Pour éviter la crise sociale, des chèques. La hausse des prix est une ponction directe sur le pouvoir d’achat, non compensée par les augmentations de salaires, qui, si elles étaient accordées, alimenteraient l’inflation. L’Allemagne met 200 milliards sur la table. Le Royaume-Uni 90. La France en reste à 40. Mais l’Italie, avec ses Fratelli, combien peut-elle mettre ? Rien, sauf ce qui vient de la Banque centrale européenne. Et si les taux italiens devaient grimper comme ceux des Grecs il y a quelques années, virer la Meloni et rappeler Draghi suffirait-il ? Quel écho aurait un Salvini pacifiste pro-russe ? La BCE monte les taux pas à pas, comme un condamné à l’échafaud : toute hausse de taux plombe la croissance et accroit le poids de la dette.
Le « petit-bourgeois » « occidental » plus douillet que le moujik « russe ».
C’est sur la crise sociale à venir, la division européenne, que compte Poutine. Il pense que le « petit-bourgeois » « occidental » est plus douillet que le moujik « russe ». Mais qui, de la crise mondiale, s’en sortira le mieux ? Quels sont les pays qui tiendront face à l’étranglement des circuits de financement et de distribution ? Ceux qui peuvent s’appuyer sur une monnaie et une économie solide : les pays capitalistes ont du capital.
En cinquante ans, le « déclin », relatif, de l’Occident correspond à ce moment, la mondialisation, où la croissance mondiale a tiré les pays émergents et permis aux moins riches de rattraper les autres. A l’inverse, en temps de crise, les dodus ont des capacités de résistance que n’ont pas les autres. Les pays capitalistes ont du capital. La Banque de France évalue le « patrimoine » de la France à 18.000 milliards d’euros (détenu à moitié en immobilier par les ménages), en progression de 8% en un an.
Un peu comme si un Américain avait gagné 20% de bons d’achats sur le monde.
D’un côté, la faim qui revient, avec 345 millions de personnes menacés, alerte le FMI, qui ouvre des lignes de crédits d’urgence. De l’autre, des capacités de crédit fondées sur un patrimoine, et des monnaies fortes, notamment le dollar. Encore une fois : +20%. En caricaturant, c’est un peu comme si un Américain avait gagné 20% de bons d’achats sur le monde.
Otan, dollar, énergie, GAFAM, les Etats-Unis voient leur poids mondial renforcé. L « alliance anti occidentale » s’effrite déjà. La Chine lâche la Russie. L’Iran se cabre sous les coups de ces femmes « occidentalisées » qui défient la police religieuse.

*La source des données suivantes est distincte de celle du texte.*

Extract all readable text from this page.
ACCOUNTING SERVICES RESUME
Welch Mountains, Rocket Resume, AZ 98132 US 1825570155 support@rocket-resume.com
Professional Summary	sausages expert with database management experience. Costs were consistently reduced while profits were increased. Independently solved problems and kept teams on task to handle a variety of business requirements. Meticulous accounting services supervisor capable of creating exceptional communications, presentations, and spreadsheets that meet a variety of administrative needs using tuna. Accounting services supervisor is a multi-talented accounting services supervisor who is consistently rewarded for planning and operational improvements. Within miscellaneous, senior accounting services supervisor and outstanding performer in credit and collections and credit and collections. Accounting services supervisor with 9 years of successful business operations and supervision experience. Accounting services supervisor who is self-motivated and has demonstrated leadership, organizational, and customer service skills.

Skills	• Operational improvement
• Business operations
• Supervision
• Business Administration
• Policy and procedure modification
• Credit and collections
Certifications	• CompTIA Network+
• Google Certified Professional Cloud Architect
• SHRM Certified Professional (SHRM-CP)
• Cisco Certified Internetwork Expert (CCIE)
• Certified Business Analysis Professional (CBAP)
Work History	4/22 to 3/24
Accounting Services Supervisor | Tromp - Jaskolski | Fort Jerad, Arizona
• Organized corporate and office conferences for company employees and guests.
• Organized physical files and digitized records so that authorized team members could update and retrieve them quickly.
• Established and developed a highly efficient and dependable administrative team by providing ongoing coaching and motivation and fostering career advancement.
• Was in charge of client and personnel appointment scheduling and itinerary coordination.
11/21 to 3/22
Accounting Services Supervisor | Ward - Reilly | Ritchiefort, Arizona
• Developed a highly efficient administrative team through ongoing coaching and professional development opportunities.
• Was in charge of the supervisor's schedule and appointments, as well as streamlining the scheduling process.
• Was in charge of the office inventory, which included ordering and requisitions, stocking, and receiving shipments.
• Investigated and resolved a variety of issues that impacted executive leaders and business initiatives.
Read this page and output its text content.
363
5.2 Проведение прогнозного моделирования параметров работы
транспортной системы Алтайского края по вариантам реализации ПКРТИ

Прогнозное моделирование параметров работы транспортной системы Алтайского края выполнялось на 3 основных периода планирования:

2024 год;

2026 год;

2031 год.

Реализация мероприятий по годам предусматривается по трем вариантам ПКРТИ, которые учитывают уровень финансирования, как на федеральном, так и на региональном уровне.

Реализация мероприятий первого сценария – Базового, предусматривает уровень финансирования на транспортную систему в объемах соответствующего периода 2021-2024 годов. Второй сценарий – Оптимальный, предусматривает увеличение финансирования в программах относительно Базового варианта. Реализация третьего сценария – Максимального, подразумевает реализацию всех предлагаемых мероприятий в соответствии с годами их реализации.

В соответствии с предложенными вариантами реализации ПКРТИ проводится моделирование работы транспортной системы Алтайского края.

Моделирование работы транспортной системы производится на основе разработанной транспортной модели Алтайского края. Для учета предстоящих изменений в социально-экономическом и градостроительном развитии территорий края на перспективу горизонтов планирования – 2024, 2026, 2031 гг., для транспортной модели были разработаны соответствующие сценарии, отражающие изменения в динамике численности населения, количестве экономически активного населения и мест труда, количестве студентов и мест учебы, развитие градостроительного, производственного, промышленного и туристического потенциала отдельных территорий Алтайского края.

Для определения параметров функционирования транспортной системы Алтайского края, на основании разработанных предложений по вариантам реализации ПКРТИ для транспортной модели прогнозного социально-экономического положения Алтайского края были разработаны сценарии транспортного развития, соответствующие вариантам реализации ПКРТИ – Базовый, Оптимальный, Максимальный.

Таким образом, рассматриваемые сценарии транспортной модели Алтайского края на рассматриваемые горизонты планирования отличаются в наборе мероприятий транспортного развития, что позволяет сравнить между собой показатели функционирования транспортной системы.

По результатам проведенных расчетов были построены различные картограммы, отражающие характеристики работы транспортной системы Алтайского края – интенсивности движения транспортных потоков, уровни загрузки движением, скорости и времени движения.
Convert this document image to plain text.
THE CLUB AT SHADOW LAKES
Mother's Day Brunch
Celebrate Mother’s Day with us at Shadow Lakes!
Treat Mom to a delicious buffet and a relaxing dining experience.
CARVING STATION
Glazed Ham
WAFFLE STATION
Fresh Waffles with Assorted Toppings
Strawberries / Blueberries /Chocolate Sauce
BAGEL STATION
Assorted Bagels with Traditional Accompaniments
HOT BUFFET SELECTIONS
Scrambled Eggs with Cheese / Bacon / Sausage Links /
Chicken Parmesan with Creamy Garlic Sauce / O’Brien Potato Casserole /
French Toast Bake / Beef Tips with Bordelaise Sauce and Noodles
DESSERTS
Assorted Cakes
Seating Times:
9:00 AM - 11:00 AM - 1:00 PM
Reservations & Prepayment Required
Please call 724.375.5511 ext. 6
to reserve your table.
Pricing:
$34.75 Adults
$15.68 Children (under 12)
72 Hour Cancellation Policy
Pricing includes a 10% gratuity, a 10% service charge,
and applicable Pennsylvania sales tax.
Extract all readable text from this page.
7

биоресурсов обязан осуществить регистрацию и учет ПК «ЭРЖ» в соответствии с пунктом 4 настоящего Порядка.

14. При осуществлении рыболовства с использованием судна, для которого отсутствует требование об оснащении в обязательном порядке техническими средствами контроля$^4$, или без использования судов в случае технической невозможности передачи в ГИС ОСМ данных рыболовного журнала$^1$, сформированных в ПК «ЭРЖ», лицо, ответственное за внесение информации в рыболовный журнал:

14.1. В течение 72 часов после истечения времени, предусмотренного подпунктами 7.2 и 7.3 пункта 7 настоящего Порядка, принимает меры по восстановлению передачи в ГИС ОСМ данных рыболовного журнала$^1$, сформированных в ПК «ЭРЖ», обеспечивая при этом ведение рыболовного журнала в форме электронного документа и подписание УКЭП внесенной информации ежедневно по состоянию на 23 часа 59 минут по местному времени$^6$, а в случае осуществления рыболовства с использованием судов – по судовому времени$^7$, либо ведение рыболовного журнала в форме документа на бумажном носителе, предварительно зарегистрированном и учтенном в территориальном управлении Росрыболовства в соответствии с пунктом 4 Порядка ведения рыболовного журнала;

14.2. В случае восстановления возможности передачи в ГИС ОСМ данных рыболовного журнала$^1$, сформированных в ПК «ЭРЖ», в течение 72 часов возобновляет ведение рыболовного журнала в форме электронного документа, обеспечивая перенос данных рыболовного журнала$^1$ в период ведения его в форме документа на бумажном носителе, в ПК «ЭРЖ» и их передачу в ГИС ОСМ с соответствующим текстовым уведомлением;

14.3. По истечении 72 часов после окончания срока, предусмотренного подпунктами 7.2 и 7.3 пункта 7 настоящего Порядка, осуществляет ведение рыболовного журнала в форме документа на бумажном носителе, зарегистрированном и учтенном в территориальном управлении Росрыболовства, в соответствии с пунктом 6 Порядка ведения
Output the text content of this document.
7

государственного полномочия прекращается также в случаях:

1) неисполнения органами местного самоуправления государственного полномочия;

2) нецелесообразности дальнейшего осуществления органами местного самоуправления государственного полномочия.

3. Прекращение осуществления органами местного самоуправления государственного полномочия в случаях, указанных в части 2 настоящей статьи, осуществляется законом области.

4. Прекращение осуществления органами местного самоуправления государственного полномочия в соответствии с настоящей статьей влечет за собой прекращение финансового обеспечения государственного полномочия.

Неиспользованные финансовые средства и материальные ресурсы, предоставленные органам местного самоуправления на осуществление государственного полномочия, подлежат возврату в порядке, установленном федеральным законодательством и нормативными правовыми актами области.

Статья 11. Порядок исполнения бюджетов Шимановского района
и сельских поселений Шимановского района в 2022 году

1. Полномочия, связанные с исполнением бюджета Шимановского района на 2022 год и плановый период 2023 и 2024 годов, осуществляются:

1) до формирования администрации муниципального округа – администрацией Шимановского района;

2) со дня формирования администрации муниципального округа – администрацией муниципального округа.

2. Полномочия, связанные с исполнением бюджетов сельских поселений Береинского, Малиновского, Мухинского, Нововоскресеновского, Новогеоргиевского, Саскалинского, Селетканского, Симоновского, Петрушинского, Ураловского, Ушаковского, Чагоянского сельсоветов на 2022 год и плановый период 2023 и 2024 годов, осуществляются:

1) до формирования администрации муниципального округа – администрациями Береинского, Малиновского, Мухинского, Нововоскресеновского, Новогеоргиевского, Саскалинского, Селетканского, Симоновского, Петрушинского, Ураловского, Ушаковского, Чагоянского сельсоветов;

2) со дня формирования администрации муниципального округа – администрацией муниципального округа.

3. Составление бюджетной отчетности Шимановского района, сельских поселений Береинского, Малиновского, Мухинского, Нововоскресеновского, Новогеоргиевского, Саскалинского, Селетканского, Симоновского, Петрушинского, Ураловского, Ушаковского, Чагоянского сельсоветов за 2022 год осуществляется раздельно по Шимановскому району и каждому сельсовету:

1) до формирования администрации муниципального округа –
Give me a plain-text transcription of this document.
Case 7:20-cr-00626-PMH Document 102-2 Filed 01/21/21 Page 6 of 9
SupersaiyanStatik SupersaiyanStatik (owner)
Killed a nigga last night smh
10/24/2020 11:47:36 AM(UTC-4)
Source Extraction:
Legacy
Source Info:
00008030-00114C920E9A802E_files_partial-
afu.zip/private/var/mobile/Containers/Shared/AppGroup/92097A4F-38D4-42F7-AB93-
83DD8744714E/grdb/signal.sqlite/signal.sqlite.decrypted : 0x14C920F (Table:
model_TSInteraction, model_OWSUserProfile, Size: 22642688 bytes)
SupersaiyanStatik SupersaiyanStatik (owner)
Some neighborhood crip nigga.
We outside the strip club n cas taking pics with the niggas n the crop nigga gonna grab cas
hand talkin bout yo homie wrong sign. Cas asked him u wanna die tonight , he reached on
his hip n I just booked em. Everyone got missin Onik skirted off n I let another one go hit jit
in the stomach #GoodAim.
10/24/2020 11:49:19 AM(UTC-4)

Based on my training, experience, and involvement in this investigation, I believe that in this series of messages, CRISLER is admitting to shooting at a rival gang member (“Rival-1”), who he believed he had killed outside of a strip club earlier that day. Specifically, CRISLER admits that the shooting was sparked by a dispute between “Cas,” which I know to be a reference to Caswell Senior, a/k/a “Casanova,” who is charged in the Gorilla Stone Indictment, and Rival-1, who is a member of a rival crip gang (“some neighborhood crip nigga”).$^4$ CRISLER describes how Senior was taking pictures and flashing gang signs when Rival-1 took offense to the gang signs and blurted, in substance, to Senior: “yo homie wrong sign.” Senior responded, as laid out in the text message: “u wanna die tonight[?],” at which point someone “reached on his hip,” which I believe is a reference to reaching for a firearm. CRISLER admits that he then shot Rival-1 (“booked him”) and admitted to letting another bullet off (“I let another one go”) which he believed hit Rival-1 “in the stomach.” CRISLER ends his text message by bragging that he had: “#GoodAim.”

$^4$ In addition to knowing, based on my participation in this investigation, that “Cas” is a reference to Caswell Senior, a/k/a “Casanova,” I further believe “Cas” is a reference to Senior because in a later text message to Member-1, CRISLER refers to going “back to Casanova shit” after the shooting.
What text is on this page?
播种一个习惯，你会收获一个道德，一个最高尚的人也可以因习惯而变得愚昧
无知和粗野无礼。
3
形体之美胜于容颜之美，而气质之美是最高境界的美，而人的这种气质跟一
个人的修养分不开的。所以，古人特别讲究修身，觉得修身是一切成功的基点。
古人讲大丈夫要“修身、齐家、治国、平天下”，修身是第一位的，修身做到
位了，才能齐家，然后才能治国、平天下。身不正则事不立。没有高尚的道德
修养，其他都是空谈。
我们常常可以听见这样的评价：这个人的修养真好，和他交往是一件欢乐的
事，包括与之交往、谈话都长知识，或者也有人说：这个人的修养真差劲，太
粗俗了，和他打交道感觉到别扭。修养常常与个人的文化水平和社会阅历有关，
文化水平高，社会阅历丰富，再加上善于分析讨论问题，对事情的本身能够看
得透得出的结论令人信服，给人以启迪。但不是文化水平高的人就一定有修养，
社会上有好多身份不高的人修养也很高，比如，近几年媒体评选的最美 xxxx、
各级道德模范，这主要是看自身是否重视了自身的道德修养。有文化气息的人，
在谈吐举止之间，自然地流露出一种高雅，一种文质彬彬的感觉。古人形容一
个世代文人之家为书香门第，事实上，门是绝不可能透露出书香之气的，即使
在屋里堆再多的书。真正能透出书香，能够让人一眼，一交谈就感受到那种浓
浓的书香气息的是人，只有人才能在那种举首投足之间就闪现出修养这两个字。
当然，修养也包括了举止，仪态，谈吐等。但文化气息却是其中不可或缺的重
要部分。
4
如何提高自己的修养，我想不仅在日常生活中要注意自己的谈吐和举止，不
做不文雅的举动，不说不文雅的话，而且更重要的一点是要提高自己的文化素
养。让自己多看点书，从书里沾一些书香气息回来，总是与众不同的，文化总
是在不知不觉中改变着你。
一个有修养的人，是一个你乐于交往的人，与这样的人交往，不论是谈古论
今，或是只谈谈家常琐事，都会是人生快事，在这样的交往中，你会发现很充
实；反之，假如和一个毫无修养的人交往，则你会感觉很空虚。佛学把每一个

Car là aussi, la lutte se joue entre la modernité occidentale et l’archaïsme théocratique. Les droits des femmes : un impérialisme culturel …
Voilà le vrai poison : l’Occident n’est plus en Occident. Poutine a raison : l’Occident est mondial. Il est à Téhéran. Il est à Tokyo, Taipeh, Séoul, Singapour, Rio, Oslo, demain à Saint Pétersbourg, il faut l’espérer. Les racines finoises des Finlandais sont-elles plus « occidentales » que celles des Slaves russes ? L’Occident est partout.
L’Inde sera-telle le pivot de l’Occident ?
Les Chinois anciens appelaient l’Inde : « le paradis occidental ». L’Inde, pays misérable à la croissance robuste, avec ses guerres religieuses et ses apôtres de la non-violence, pays polythéiste et membre du Commonwealth, sera-t-il le pivot de l’Occident ?
L’Occident est un faux pays, un mirage oriental, à moins qu’il ne représente tout ce que Poutine et autres tyranneaux craignent, envient, admirent, redoutent.
Pendant que de pauvres jeunes gens meurent sous les ordres de brutes imbéciles au nom d’un drapeau souillé de crimes, un nouvel ordre mondial apparait, dans une révolution qui saute de crise en crise. Ses déchirures sont violentes, ses promesses aussi. Il peut se faire sans la Russie, pas sans les Etats-Unis ni l’Europe. Il ne se fera pas non plus sans les valeurs « occidentales » : pas parce que les « Occidentaux » seraient les plus forts -ils sont de moins en moins en Occident- mais parce que ces valeurs renforcent ceux qui les adoptent.